Con el paso de los kilómetros cambiaban el paisaje y el camino, resulta fácil imaginarse, viendo esa cicatriz abierta por el hombre entre el bosque y los cambios de altura de la serranía, lo difícil que puede llegar a ser el transitar por aquí durante o justo después de una lluvia de esas que suelen azotar las selvas húmedas tropicales. Lo más impresionante sin embargo, era imaginar cómo había sido abierta esa “carretera”. En las ciudades se cuenta que es la “carretera de la guerrilla” y uno se imagina a los tipos con su fusil al hombro, las botas de caucho y el camuflado desvencijado, dándole a la tierra con ritmo militar, la realidad, ya contada por la gente de la región, es que los del camuflado llegaban un día, ponían un ultimátum a los habitantes que para X día tenían que conseguir X plata para la gasolina, las máquinas y demás, y que fuera de la plata eran los campesinos los que tenían que bolear la pala y el azadón para abrir el camino para que los armados pudieran sacar más fácilmente su “productico” de allá. ¡Una belleza! Como todo lo que tiene que ver con estos fulanos.
La belleza de los parajes que se transitan no deja dudas de la majestuosidad de la naturaleza cuando se la deja quieta, es cierto que se ven grandes superficies de bosque talado para abrir paso a la cría de ganado y de los famosos cultivos de coca que ya no se alcanzan a ver a simple vista, pero por estas tierras la mano bactericida del hombre no ha logrado hacer mella todavía en las proporciones que se ven en otros lugares supuestamente remotos. Llegados a un cierto punto, cuando ya el paso era más lento y complicado para los novatos especialmente, pasamos un “peaje comunitario” de cabuya alzada que no baja hasta que no se paga por todos y cada uno, pero en el que mientras se espera a que el guía haga los arreglos pertinentes, se puede también beber una cerveza fría y conversar con los locales que se muestran a la vez curiosos y amables sin dejar del todo cierto recelo.

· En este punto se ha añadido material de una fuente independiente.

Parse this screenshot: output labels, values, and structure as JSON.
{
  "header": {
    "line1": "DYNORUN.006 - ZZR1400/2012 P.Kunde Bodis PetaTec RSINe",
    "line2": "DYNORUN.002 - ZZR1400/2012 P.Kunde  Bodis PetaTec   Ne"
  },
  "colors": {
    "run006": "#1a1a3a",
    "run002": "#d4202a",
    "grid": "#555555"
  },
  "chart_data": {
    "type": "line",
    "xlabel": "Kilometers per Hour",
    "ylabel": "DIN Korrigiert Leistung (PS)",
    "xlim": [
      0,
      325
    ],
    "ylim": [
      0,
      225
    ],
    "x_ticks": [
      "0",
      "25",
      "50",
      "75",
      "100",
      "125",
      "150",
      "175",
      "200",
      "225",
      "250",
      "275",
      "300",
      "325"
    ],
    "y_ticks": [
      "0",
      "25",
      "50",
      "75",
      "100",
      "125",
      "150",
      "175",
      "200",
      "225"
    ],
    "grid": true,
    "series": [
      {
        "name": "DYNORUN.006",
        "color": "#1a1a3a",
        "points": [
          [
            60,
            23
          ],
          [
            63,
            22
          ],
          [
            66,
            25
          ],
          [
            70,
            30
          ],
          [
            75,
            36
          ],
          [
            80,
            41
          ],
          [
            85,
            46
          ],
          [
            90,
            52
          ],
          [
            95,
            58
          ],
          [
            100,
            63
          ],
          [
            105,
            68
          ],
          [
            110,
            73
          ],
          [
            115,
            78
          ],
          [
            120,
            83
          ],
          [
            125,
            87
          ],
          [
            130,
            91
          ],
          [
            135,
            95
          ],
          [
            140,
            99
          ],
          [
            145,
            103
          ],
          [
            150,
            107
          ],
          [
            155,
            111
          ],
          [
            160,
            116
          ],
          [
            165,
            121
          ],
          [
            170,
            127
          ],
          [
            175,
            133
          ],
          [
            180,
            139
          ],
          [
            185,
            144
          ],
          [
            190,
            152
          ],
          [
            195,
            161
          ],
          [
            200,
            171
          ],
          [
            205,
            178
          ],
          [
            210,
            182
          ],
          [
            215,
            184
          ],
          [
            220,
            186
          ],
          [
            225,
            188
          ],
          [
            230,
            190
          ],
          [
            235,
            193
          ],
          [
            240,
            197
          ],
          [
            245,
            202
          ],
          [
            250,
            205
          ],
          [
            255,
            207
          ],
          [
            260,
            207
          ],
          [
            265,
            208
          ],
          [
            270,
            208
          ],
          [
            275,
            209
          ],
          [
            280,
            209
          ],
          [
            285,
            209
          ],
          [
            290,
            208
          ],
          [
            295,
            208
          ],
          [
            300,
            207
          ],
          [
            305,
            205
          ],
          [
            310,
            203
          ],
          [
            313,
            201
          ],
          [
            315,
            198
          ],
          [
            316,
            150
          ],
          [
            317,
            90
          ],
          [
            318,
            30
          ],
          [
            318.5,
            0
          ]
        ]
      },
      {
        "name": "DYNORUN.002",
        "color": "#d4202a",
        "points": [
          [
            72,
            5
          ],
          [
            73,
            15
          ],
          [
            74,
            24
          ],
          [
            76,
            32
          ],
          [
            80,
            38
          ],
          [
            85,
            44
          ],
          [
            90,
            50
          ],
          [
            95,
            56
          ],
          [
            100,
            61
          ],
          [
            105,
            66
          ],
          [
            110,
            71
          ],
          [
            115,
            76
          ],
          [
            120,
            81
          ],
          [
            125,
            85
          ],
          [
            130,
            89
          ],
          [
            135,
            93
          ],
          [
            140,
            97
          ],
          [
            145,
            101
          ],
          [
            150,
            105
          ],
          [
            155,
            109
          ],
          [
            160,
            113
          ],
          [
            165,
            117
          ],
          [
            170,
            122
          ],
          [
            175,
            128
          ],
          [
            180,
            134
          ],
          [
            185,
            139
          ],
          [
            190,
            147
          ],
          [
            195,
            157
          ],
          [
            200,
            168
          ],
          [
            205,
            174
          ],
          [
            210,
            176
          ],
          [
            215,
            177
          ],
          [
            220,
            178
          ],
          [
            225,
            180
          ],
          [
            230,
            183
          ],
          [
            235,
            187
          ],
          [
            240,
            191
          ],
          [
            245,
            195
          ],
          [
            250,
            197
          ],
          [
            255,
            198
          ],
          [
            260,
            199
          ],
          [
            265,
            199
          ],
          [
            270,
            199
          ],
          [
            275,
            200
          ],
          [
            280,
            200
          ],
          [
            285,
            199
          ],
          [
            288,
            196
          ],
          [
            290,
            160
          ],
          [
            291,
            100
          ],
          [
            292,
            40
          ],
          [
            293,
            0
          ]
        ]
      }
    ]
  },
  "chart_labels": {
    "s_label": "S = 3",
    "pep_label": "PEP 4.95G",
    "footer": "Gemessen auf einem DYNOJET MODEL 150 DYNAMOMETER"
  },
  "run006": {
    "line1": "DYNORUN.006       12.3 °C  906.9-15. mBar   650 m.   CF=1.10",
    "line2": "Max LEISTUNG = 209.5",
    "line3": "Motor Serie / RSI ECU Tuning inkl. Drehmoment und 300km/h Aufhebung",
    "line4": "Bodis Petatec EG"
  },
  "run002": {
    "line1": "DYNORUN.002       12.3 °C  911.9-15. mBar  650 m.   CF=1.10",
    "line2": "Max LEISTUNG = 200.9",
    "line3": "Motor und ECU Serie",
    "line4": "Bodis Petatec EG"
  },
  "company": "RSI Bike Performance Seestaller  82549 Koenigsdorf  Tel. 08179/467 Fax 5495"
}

Nuestro destino de primer día era Caño Canoas, antes sin embargo haríamos una parada en Caño Yarumales, al que se accede mediante una chalupa tallada a la vieja usanza en el tronco de un árbol. Y para subir al batel este, primero hay que parar en el mismísimo Yarumales, que se compone de un par de decenas de casas con techo de latón y paredes de madera, todas a borde de carretera, con aquella que hace las veces de restaurante, la de la tienda de variedades, de casino, farmacia, etc. Con doña Marta que nos sirve otra generosa porción de caldo de castilla con arepa, con los militares que duermen en el monte y pasan ronda por la monótona población que guarda como recuerdo de aquellos tiempos, un puente, donde terminan las casas, que ahora es de madera porque el de concreto “lo voló la aviación para tratar de evitar el paso de la “comunidad””, al menos esa es la historia que cuentan por allá, y valga la salvedad de anotar que por comunidad se entiende a los trásfugas alzados en armas. Volviendo a las chalupas después del caldo, arrancamos caño arriba en medio de una selva de esas que se ven en los documentales, las aguas cristalinas, la babilla tomando el sol en un barranco que aumenta la preocupación de quienes vamos en ese trozo de madera anegado casi hasta la mitad y en el que no importa qué tanto nos esforcemos por sacar el agua con el galón de aceite reciclado y cortado, cada vez parece estar más abajo que encima del agua, y para terminar, con el idiota del Burrelio que en vez de aportar a la causa lo que hace con el galón en vez de sacar el agua, es tirársela a los de adelante mientras canta/grita a todo pulmón que un grande nubarrón se alza en el cielo y no sé qué más carajadas.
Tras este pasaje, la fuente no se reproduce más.